Descansa, Salvador...

Hoy falleció Salvador Puig.
Su poesía me gustaba mucho. Y decir eso es poco. Quizás era el único poeta uruguayo vivo que me conmovía, me desestabilizaba.
La primera vez en que lo vi y lo escuché fue en el Cuartel de Dragones, en 2005. Era una maratón de poetas y narradores. Yo estaba en los últimos asientos, escuchando con cierto esfuerzo. Simplemente no me podía concentrar en lo que decían, me costaba seguir el hilo. Me sigue costando mucho.

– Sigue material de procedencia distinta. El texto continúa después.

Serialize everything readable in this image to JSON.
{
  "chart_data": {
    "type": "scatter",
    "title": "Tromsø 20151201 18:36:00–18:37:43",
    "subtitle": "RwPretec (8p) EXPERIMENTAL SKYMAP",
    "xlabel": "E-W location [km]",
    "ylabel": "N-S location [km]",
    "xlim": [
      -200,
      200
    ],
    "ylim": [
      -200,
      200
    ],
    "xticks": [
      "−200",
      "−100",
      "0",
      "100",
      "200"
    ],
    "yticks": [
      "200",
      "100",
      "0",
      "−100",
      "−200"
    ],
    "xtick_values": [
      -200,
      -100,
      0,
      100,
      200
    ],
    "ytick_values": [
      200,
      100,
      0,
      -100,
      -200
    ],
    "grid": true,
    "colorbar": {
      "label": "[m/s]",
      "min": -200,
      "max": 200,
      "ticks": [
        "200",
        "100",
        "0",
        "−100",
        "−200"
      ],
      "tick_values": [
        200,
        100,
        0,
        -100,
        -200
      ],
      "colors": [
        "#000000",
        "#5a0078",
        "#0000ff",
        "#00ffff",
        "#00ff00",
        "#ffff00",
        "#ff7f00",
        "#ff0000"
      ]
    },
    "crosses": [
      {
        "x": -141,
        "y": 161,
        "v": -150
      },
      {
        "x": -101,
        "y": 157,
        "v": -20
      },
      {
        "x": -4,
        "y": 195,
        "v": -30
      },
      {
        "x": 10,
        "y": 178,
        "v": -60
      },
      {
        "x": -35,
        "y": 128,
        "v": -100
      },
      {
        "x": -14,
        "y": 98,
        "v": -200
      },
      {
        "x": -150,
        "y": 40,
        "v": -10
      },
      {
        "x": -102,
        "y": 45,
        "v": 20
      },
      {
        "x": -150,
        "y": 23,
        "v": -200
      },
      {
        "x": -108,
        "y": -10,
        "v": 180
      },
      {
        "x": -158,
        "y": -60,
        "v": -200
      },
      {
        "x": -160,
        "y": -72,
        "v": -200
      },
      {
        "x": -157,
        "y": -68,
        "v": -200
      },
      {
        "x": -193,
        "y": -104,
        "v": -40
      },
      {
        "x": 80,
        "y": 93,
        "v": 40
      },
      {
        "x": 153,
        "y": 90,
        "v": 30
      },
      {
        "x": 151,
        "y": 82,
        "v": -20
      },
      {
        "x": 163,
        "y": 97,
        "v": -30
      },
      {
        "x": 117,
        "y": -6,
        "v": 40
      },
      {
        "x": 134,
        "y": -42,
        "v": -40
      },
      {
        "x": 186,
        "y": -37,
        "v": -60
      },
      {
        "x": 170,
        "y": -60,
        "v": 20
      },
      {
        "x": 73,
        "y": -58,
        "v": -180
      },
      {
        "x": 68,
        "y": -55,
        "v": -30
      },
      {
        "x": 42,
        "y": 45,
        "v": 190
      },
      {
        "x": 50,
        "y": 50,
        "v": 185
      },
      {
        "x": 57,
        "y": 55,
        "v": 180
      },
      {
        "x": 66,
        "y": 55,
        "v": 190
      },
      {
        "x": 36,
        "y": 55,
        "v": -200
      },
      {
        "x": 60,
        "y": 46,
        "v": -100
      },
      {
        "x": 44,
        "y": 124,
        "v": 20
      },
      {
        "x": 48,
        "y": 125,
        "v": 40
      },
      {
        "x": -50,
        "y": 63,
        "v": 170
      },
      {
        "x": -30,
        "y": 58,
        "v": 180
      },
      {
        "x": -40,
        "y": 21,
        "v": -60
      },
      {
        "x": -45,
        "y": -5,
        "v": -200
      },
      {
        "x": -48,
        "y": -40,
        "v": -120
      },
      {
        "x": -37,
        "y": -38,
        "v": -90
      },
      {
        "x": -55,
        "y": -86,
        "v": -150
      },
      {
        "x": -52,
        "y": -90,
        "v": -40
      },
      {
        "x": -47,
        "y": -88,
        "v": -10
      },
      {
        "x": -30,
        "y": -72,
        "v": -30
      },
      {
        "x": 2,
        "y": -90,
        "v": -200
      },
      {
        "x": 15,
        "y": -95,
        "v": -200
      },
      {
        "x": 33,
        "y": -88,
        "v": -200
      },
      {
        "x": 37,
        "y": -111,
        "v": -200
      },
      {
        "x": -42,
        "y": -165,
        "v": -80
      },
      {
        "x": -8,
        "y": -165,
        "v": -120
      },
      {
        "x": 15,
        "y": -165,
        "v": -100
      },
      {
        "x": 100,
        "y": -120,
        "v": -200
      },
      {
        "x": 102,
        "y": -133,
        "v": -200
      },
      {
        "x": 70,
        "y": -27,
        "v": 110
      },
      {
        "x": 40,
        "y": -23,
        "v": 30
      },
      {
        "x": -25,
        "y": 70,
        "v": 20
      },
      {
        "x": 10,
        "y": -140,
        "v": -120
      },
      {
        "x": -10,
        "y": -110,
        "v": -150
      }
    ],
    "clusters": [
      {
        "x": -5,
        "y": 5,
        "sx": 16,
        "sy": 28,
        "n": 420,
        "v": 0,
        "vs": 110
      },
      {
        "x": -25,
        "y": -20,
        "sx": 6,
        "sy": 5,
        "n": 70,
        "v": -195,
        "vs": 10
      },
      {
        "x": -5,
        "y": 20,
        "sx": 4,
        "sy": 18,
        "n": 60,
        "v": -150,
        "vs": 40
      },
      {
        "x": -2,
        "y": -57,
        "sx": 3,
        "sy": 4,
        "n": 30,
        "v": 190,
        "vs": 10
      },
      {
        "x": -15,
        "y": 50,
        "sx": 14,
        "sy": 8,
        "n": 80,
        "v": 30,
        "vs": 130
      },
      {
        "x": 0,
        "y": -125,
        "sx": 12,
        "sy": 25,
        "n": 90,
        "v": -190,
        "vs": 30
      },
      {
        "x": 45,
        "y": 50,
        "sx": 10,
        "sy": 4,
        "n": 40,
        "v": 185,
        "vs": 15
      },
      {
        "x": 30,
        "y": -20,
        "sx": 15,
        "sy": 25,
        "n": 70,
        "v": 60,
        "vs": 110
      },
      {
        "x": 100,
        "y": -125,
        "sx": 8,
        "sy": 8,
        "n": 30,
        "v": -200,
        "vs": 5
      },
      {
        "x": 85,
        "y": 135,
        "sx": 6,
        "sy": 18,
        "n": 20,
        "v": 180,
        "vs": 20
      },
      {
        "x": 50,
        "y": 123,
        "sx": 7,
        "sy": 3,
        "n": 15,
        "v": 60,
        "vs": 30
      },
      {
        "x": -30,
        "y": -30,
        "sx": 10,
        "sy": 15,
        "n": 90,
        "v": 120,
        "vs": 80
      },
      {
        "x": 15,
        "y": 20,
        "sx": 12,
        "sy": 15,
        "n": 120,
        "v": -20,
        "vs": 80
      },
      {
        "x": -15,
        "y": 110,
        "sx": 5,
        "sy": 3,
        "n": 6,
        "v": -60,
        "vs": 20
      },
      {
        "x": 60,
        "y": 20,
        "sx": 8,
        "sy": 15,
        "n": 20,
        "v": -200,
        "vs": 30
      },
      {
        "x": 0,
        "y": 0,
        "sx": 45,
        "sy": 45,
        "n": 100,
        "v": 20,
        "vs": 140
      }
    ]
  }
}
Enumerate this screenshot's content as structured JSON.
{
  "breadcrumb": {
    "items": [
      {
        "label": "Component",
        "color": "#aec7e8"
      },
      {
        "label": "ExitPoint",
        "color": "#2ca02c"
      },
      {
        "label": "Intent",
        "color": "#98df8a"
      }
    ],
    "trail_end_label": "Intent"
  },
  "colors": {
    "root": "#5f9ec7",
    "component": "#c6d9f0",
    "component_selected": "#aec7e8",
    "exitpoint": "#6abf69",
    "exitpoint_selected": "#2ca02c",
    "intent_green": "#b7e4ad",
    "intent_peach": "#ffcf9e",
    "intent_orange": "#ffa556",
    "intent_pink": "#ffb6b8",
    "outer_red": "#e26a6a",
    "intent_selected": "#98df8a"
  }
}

En determinado momento Gabriel di Leone pasó al frente y presentó a Salvador Puig. Tenía una voz fuerte, pero era sólo el receptáculo de una fuerza mayor. El tiempo comenzó a pasar de otra forma. Puig leía poemas de distintos libros suyos. Evocaba a Juan Cunha y a Fernando Pessoa, decía algo para rodear el secreto de la magnolia que sabía, sólo sabía, y cuando me quise dar cuenta estábamos caminando por una vereda, al fresco agradable de aquella noche de abril. También iban Gabriel e Ignacio. Nos sentamos a comer algo en un pequeño boliche. Hablamos de Morosoli, de Simplicio Bobadilla y de Eduardo Acevedo Díaz, y de repente Puig estaba contando una historia con un caballo. No me puedo acordar bien del argumento de esa historia. Pero aquello no era lo importante. Lo importante era el misterio que cubría todo, la voz de Puig abalanzándose sobre la mesa y entregándonos aquellas imágenes que nos hacían sonreír.
Cuando un poeta muere el mundo se achica un poco.